The holy troika goes as follows: you get down with a jam, you get infused with the holy spirit (Tiny Tim said that we are obliged to find out as much as possible about that which we love), and you decide that instead of being one of those creepy cultural keepers-of-the-flame, to become a raging enthusiastic pop-culture pyromaniac, attempting to set as many minds ablaze with your accumulated gnosis.

Share and spread enthusiasm; don't player-hate, don't snark -- negative reviews are easy, and blasts of pure unfiltered happy-making are hard. Don't succumb to the dark side. Stay away from snark. Don't post shit-talk on forums.

All aspects of your life will be informed and infused with this. Your love life will improve, you'll make more bucks, you'll be a happier person and babies and babes and geriatrics will smile at you.


BEN LAZAR (writer -- Deeper Shade of Soul Blog; manager, producer -- Tenth Avenue Music)

Ladies and gentlemen, if you write, no matter your opinion of your own writing, make sure that you know yourself and continually create yourself to be a writer. That doesn't mean you're good or bad, professional or amateur, it just means you're a writer -- and it keeps you in the game of writing instead of taking yourself out for no good reason.


NORMAN LEBRECHT (author -- The Maestro Myth, The Life and Death of Classical Music, Why Mahler?; international columnist and BBC broadcaster)

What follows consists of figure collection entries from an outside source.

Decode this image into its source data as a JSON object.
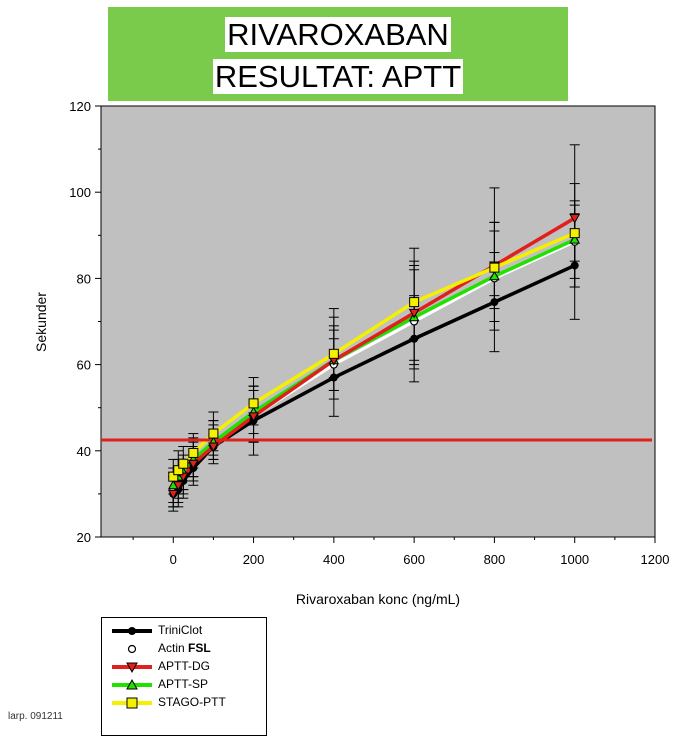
{
  "title": {
    "line1": "RIVAROXABAN",
    "line2": "RESULTAT: APTT"
  },
  "colors": {
    "banner": "#7acb4c",
    "plot_bg": "#c0c0c0",
    "reference_line": "#e0201c"
  },
  "footnote": "larp. 091211",
  "chart_data": {
    "type": "line",
    "title": "RIVAROXABAN RESULTAT: APTT",
    "xlabel": "Rivaroxaban konc (ng/mL)",
    "ylabel": "Sekunder",
    "xlim": [
      -180,
      1200
    ],
    "ylim": [
      20,
      120
    ],
    "x_ticks": [
      0,
      200,
      400,
      600,
      800,
      1000,
      1200
    ],
    "y_ticks": [
      20,
      40,
      60,
      80,
      100,
      120
    ],
    "grid": false,
    "legend_position": "bottom-left",
    "reference_line": {
      "y": 42.5,
      "color": "#e0201c"
    },
    "x": [
      0,
      12.5,
      25,
      50,
      100,
      200,
      400,
      600,
      800,
      1000
    ],
    "series": [
      {
        "name": "TriniClot",
        "color": "#000000",
        "marker": "circle-filled",
        "values": [
          30,
          31,
          33,
          36,
          41,
          47,
          57,
          66,
          74.5,
          83
        ],
        "err_low": [
          26,
          27,
          29,
          32,
          37,
          39,
          48,
          56,
          63,
          70.5
        ],
        "err_high": [
          34,
          35,
          37,
          40,
          45,
          54,
          66,
          76,
          86,
          95
        ]
      },
      {
        "name": "Actin",
        "name_bold": "FSL",
        "color": "#ffffff",
        "marker": "circle-open",
        "values": [
          31,
          32,
          34,
          37,
          41,
          48,
          60,
          70,
          80,
          88.5
        ],
        "err_low": [
          27,
          28,
          30,
          33,
          38,
          42,
          52,
          59,
          68,
          78
        ],
        "err_high": [
          35,
          36,
          38,
          41,
          46,
          55,
          69,
          83,
          93,
          102
        ]
      },
      {
        "name": "APTT-DG",
        "color": "#e0201c",
        "marker": "triangle-down",
        "values": [
          30,
          32,
          34,
          37,
          41,
          48,
          61,
          72,
          83,
          94
        ],
        "err_low": [
          27,
          29,
          31,
          34,
          39,
          42,
          54,
          60,
          73,
          80
        ],
        "err_high": [
          34,
          36,
          38,
          42,
          47,
          55,
          71,
          87,
          101,
          111
        ]
      },
      {
        "name": "APTT-SP",
        "color": "#22e000",
        "marker": "triangle-up",
        "values": [
          32,
          34,
          35,
          38,
          42,
          49,
          61,
          71,
          80.5,
          89
        ],
        "err_low": [
          28,
          30,
          31,
          34,
          38,
          44,
          54,
          61,
          70,
          78
        ],
        "err_high": [
          36,
          38,
          39,
          43,
          47,
          55,
          68,
          82,
          91,
          98
        ]
      },
      {
        "name": "STAGO-PTT",
        "color": "#f5f000",
        "marker": "square",
        "values": [
          34,
          35.5,
          37,
          39.5,
          44,
          51,
          62.5,
          74.5,
          82.5,
          90.5
        ],
        "err_low": [
          30,
          31,
          33,
          36,
          40,
          46,
          57,
          66,
          76,
          84
        ],
        "err_high": [
          38,
          40,
          41,
          44,
          49,
          57,
          73,
          84,
          93,
          97
        ]
      }
    ]
  }
}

Write about things that matter to you and that no-one else is tackling. When I became smitten by classical music in my 20s, no one could tell me why I felt the way I did. The big-name reviewers worshipped cults of Great Composers and Great Conductors without explaining what was so great about them, and no-one dealt with the mechanics of the music business -- how and why concerts and opera looked the way they did. Those were my starting points. I have never stopped.